|

Bonifiche: Consiglio di Stato e CSC da applicarsi, va considerato l’effettivo utilizzo delle aree.

Con questa recente sentenza n. 439 del 24 gennaio 2022, il Consiglio di Stato, IV Sezione, rigettando l’appello e così confermando la sentenza del TAR Puglia, sede di Lecce, n. 1497 del 30 dicembre 2020, afferma un principio di estremo interesse nel settore delle bonifiche, superando una lettura formale e letterale nell’applicazione della normativa tecnica di riferimento di cui al Titolo V della parte Quarta del d.lgs. n. 152 del 2006 e richiamata Tabella 1 dell’allegato 5, Parte IV – Titolo V.

Si tratta di una fattispecie connessa alla legittimità dell’ordinanza resa da una Provincia ai sensi dell’articolo 244 del TUA imponente la bonifica di un’area di ex cava in forza della assunta premessa che in tale area vi fosse un superamento delle CSC accertato con riferimento alla Tabella contenente le concentrazioni poste per verde pubblico privato e residenziale sulla base della destinazione nominale da PRG, premessa dichiarata erronea dai Giudici alla luce della effettiva destinazione in realtà industriale dell’area.

Palazzo Spada, in sintesi, afferma il principio generale che ove in Tabella 1 dell’allegato 7 si individuino le concentrazioni soglia di contaminazione (CSC) nel suolo e nel sottosuolo quanto alla destinazione d’uso dei siti da bonificare, esse siano da intendersi riferite non solo alle specifiche destinazioni d’uso da strumenti urbanistici ove esistenti  ma alla concretezza dell’uso, difatti “E’ evidente che il legislatore non si è riferito, in tal modo, alla sola specifica destinazione impressa dalle norme urbanistiche (P.R.G. o altri strumenti di pianificazione) bensì ha inteso avere riguardo all’effettivo utilizzo dei terreni ai fini dell’individuazione dei valori soglia di contaminazione; il criterio dell’utilizzo reale e dello stato effettivo dei terreni vale, a maggior ragione, quando non vi sia una specifica destinazione impressa dalle disposizioni urbanistiche ovvero quando tale destinazione sia stata modificata nel corso del tempo”.

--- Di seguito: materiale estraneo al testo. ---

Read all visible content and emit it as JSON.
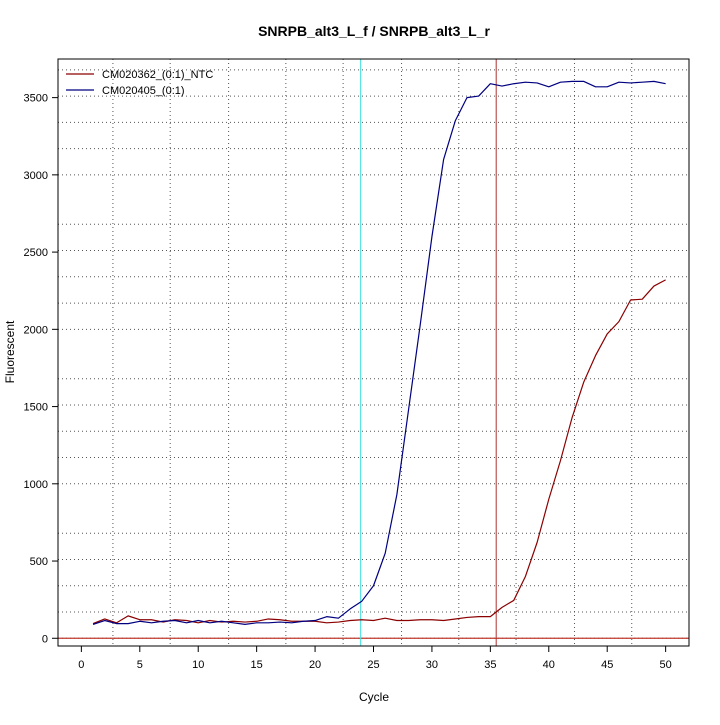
{
  "chart_data": {
    "type": "line",
    "title": "SNRPB_alt3_L_f / SNRPB_alt3_L_r",
    "xlabel": "Cycle",
    "ylabel": "Fluorescent",
    "xlim": [
      -2,
      52
    ],
    "ylim": [
      -50,
      3750
    ],
    "x_ticks": [
      0,
      5,
      10,
      15,
      20,
      25,
      30,
      35,
      40,
      45,
      50
    ],
    "x_tick_labels": [
      "0",
      "5",
      "10",
      "15",
      "20",
      "25",
      "30",
      "35",
      "40",
      "45",
      "50"
    ],
    "y_ticks": [
      0,
      500,
      1000,
      1500,
      2000,
      2500,
      3000,
      3500
    ],
    "y_tick_labels": [
      "0",
      "500",
      "1000",
      "1500",
      "2000",
      "2500",
      "3000",
      "3500"
    ],
    "grid": true,
    "grid_x": [
      2.7,
      7.6,
      12.6,
      17.5,
      22.4,
      27.4,
      32.3,
      37.2,
      42.2,
      47.1
    ],
    "grid_y": [
      0,
      170,
      340,
      510,
      680,
      1000,
      1170,
      1340,
      1510,
      1680,
      2000,
      2170,
      2340,
      2510,
      2680,
      3000,
      3170,
      3340,
      3510,
      3680
    ],
    "legend_position": "top-left",
    "baseline": {
      "y": 0,
      "color": "#c0392b"
    },
    "threshold_lines": [
      {
        "x": 23.9,
        "color": "#40e0e0"
      },
      {
        "x": 35.5,
        "color": "#b03030"
      }
    ],
    "x": [
      1,
      2,
      3,
      4,
      5,
      6,
      7,
      8,
      9,
      10,
      11,
      12,
      13,
      14,
      15,
      16,
      17,
      18,
      19,
      20,
      21,
      22,
      23,
      24,
      25,
      26,
      27,
      28,
      29,
      30,
      31,
      32,
      33,
      34,
      35,
      36,
      37,
      38,
      39,
      40,
      41,
      42,
      43,
      44,
      45,
      46,
      47,
      48,
      49,
      50
    ],
    "series": [
      {
        "name": "CM020362_(0:1)_NTC",
        "color": "#8b0000",
        "values": [
          95,
          125,
          100,
          145,
          120,
          120,
          105,
          120,
          115,
          100,
          115,
          105,
          110,
          105,
          110,
          125,
          120,
          110,
          110,
          110,
          100,
          105,
          115,
          120,
          115,
          130,
          115,
          115,
          120,
          120,
          115,
          125,
          135,
          140,
          140,
          200,
          245,
          400,
          620,
          900,
          1150,
          1430,
          1660,
          1830,
          1970,
          2050,
          2190,
          2195,
          2280,
          2320
        ]
      },
      {
        "name": "CM020405_(0:1)",
        "color": "#000080",
        "values": [
          90,
          115,
          95,
          95,
          110,
          100,
          110,
          115,
          100,
          115,
          100,
          110,
          100,
          90,
          100,
          100,
          105,
          100,
          110,
          115,
          140,
          130,
          190,
          240,
          340,
          550,
          930,
          1480,
          2030,
          2600,
          3100,
          3350,
          3500,
          3510,
          3590,
          3575,
          3590,
          3600,
          3595,
          3570,
          3600,
          3605,
          3605,
          3570,
          3570,
          3600,
          3595,
          3600,
          3605,
          3590
        ]
      }
    ]
  }
}
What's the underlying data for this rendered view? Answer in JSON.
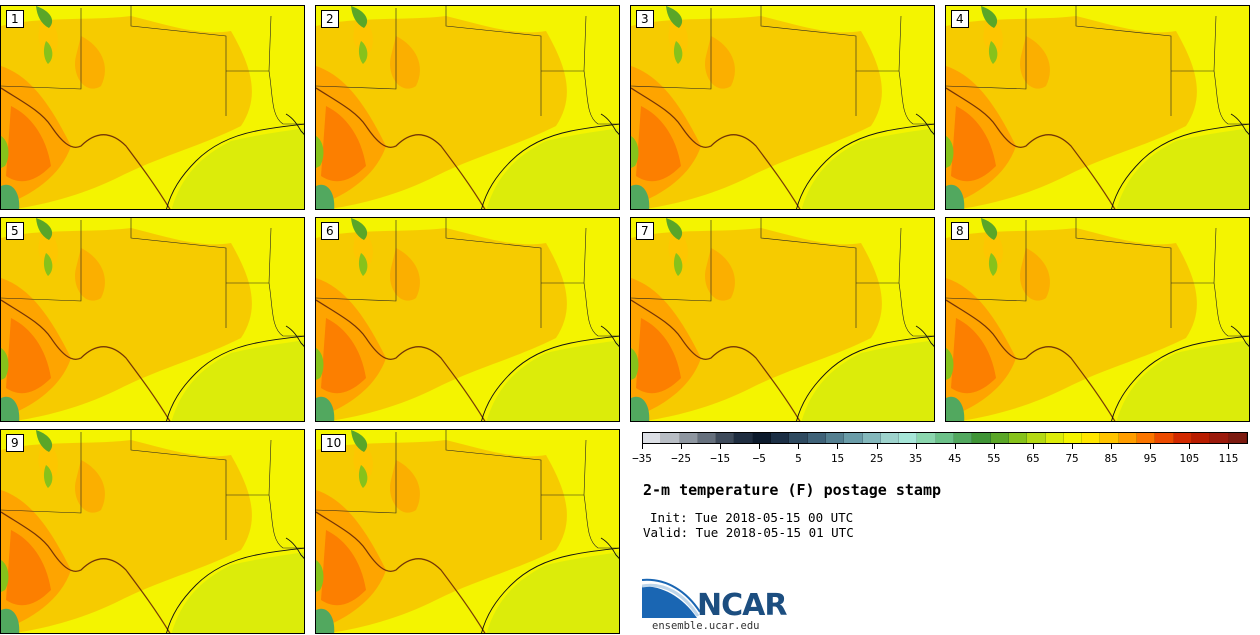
{
  "title": "2-m temperature (F) postage stamp",
  "init": "Init: Tue 2018-05-15 00 UTC",
  "valid": "Valid: Tue 2018-05-15 01 UTC",
  "stamps": [
    {
      "label": "1"
    },
    {
      "label": "2"
    },
    {
      "label": "3"
    },
    {
      "label": "4"
    },
    {
      "label": "5"
    },
    {
      "label": "6"
    },
    {
      "label": "7"
    },
    {
      "label": "8"
    },
    {
      "label": "9"
    },
    {
      "label": "10"
    }
  ],
  "colorbar": {
    "min": -35,
    "max": 120,
    "step": 5,
    "colors": [
      "#dcdfe5",
      "#b8bdc4",
      "#8e96a0",
      "#66707d",
      "#3e4a5a",
      "#1f2d40",
      "#0c1a2c",
      "#1c2f45",
      "#2f4a60",
      "#3f6278",
      "#547f90",
      "#6a9ca8",
      "#84b8bc",
      "#9ed3cd",
      "#a6e6d8",
      "#8bd6ae",
      "#6cc189",
      "#52a85f",
      "#3f9436",
      "#5aa628",
      "#86c21b",
      "#b4d914",
      "#dcec0a",
      "#f4f400",
      "#ffe600",
      "#ffc400",
      "#ff9d00",
      "#fb7500",
      "#ec4a00",
      "#d22900",
      "#b81c00",
      "#9b1a0c",
      "#7c1a10"
    ],
    "ticks": [
      "−35",
      "−25",
      "−15",
      "−5",
      "5",
      "15",
      "25",
      "35",
      "45",
      "55",
      "65",
      "75",
      "85",
      "95",
      "105",
      "115"
    ],
    "tick_values": [
      -35,
      -25,
      -15,
      -5,
      5,
      15,
      25,
      35,
      45,
      55,
      65,
      75,
      85,
      95,
      105,
      115
    ]
  },
  "logo": {
    "text": "NCAR",
    "url": "ensemble.ucar.edu"
  }
}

Le destinazioni d’uso, richiamate nel suddetto Allegato 5 recante “ Concentrazione soglia di contaminazione nel suolo, nel sottosuolo e nelle acque sotterranee in relazione alla specifica destinazione d’uso dei siti – Tabella 1: Concentrazione soglia di contaminazione nel suolo e nel sottosuolo riferiti alla specifica destinazione d’uso dei siti da bonificare” sono come è noto di due tipi e su due colonne “a verde pubblico e privato e residenziale” ovvero “ad uso commerciale e industriale”, con rilevantissime differenze quanto ai parametri analitici da considerare, molto più stringenti nel primo caso rispetto al secondo; quindi con differenze importantissime quanto all’insorgere o meno dell’obbligo di bonifica ed obiettivi da conseguire.

Questo orientamento del supremo consesso della giustizia amministrativa, oltre a prendere atto della sostanza delle cose e quindi della non nominale bensì effettiva destinazione reale e storica dei siti contaminati al fine di individuare le effettive tabelle di riferimento da utilizzare, rappresenta in concreto la rimozione di un ostacolo alle procedure ed attività di bonifica ove necessarie e da avviarsi, le quali si trovavano spesso innanzi a target quanto irrealistici quanto inutili.

Da sottolinearsi come ciò può facilitare intervento di reindustrializzazione o comunque recupero a nuove finalità pubbliche e private di aree diversamente destinate all’abbandono quali ad esempio ma non solo le cave, per cogliere tra gli altri gli obiettivi del PNRR e più in generale della Green Economy favorendo progetti su aree già urbanizzate e compromesse, così scongiurando anche il consumo di nuovo suolo.